Scott Wegener is a multi award-winning creative writer who believes in looking on the lighter side of life’s predicaments but still values how serious life is. This site features a wide variety of Scott's published and performed works. If you want to use any of these pieces, or commission something origional, contact Scott Wegener

Nov 2, 2006

Buckets of Trouble

A moment of gardening innovation for Scott Wegener led to an afternoon of scientific challenge—and a moment of enlightenment.
Signs of the Times, November 2006
Aussie Stories, 2010
Aussie Stories for Blokes, 2013

I had been scheming for weeks about how I could utilise some of the drain-bound water from our unit’s guttering system. There were several rosebushes stranded undercover— never feeling the wet of rain. To avoid the effort of having to water them by hand, I planned to divert some of our gutter water down a pipe and into a large bucket reservoir that would ultimately distribute the water of life to the needy rosebushes. It would be automatic, free and environmentally responsible.

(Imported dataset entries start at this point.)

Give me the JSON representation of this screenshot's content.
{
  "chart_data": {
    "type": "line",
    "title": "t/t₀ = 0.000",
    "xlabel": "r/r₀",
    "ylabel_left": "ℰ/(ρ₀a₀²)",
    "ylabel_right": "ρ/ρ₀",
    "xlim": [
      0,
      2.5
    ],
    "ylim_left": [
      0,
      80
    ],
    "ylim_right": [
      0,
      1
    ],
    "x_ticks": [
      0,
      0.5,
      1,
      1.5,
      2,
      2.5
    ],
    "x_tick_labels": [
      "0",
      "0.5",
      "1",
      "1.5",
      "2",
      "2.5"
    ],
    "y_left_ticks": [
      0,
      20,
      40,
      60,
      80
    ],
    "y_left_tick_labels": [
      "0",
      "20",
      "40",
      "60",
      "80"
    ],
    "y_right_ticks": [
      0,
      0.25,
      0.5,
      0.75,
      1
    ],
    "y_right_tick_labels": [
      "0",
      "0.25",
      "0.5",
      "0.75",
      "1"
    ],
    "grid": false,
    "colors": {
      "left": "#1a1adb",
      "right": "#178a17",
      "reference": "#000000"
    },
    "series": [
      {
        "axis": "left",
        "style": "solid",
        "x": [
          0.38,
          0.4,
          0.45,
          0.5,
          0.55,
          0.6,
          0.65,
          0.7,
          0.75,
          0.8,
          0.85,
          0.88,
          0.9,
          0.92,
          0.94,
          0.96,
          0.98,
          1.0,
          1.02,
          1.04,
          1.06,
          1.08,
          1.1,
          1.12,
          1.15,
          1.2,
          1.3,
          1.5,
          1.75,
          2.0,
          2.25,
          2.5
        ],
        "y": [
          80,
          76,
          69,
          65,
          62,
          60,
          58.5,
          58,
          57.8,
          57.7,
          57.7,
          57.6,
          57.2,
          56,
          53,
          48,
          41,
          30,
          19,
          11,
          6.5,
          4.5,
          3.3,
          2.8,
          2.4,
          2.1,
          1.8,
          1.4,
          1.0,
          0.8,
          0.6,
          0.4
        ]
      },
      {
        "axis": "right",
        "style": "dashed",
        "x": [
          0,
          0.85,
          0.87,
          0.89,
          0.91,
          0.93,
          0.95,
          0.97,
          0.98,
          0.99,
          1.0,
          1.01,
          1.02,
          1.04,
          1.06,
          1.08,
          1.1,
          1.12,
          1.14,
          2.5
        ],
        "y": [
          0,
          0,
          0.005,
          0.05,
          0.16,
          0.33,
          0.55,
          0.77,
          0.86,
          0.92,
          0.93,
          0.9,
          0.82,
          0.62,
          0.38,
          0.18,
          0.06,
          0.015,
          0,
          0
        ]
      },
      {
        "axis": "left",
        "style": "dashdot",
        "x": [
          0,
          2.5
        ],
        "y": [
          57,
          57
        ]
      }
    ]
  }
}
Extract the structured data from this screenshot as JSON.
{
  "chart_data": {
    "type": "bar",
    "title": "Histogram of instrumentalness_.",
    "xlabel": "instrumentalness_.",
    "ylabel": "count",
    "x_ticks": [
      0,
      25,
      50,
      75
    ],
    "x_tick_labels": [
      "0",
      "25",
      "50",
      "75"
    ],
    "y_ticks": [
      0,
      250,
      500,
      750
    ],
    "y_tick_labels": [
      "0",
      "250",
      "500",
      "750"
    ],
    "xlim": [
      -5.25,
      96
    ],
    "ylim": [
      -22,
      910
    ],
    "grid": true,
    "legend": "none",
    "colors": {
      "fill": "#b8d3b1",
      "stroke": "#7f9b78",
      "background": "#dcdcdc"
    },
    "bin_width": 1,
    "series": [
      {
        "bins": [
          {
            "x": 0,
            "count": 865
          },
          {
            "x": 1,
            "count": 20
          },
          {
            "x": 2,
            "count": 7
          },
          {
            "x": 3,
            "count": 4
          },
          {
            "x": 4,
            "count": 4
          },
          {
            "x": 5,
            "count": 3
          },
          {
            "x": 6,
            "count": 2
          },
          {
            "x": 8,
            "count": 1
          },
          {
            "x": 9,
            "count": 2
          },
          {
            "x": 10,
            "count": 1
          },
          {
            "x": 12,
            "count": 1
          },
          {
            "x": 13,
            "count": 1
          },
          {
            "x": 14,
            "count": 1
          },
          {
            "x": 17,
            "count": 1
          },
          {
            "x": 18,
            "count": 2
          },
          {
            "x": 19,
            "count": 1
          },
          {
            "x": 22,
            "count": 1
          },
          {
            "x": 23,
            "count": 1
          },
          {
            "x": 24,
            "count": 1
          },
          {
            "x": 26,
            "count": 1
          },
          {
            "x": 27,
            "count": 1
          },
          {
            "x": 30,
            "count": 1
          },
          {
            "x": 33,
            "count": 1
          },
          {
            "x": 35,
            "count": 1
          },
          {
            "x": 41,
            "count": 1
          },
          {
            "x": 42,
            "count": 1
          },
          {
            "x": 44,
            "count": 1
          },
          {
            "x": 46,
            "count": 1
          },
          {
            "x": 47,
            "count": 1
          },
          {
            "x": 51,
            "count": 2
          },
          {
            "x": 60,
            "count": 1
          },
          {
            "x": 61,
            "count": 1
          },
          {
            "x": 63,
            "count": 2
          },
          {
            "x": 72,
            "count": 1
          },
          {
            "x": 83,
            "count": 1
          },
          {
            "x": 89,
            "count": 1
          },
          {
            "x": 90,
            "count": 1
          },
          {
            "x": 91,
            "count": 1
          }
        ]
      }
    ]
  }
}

I envisioned a watering system that would equal the impressive watering technique of the Hanging Gardens. In fact, my watering system would be so awesome it would end up being the primary feature of the garden, trumping even the roses it was to water. I dreamed of family and friends visiting just to see our famous “watering marvel.” Having found all the other items I needed, I hunted around for a large bucket. All I could find were two large buckets that had been stacked together for several years. A quick attempt at separating the two showed they must have built a close relationship over the years.

I tried again, this time with more force—holding the outside bucket down with my feet and pulling at the rim of the inside bucket. No success; their bond was too great.

I wiped my brow, cricked my neck and psyched myself up like an Olympic weightlifter about to attempt for gold.
I gripped tight and—Three . . . Two . . . One . . . HEEEAVE! Eyes scrunched shut, veins popping, making my face bright red, my body convulsed as if I’d just completed a swim around Antarctica.

A roar of disappointment and relief emerged as I realised that victory was not possible—a retreat had been called by my brain. My ears were ringing, much like the sirens of an overheating power plant about to explode.

Conceding a round-three defeat, I stopped and let the blood drain out of my face. I knew I would have to outsmart these buckets. While a solitary bucket may look fairly unintelligent and ineffective, where there’s two or more, they are a force not to be underestimated.
I tried a screwdriver down the side to loosen them. Didn’t work. I thought of heating up the outside bucket and cooling the one inside. That sounded like a complicated procedure, so I kept thinking.

Almost out of ideas, something came to me from high school science class (or perhaps from experimenting while doing the dishes). What if there was a vacuum effect happening. No air could enter the cavity as they were being pulled apart.

Hoping to solve my problem I drilled a hole, the diameter of a garden hose, in the bottom of the outside bucket. I was going to do this anyway as part of the watering system. I thought this would allow air in and reduce any vacuum effect hindering the separation of the buckets.

So, hole in place and feet clutching the bottom bucket once more, pre-lift psych-up routine complete, I was in position for another heave—Three . . . Two . . . One . . . HEEEAVE, WHISTLE, THUD, CLANG! The whistle was the sound of air entering the hole as the buckets effortlessly separated. The thud was me ending up heels-over-head on my tail from the unnecessary amount of effort I’d put in.
The clang was the bucket I was pulling hitting the garage door behind me.

Again, mixed emotions. “Yay for me, the buckets are free,” and “OUCH!”

While I could probably draw many lessons from this story (like: “Something so small can have such a big effect on something seemingly so unbeatable”; “Sometimes seemingly destructive things happen but end up being for the better”; “You never know when what you have learned will come back to help you later in life”; “Never give up”; and “Be wary of buckets that hang out together”), I’ll leave you with the good news that my watering system did work wonderfully well. In fact, not long afterwards it flooded my backyard—but that’s another story!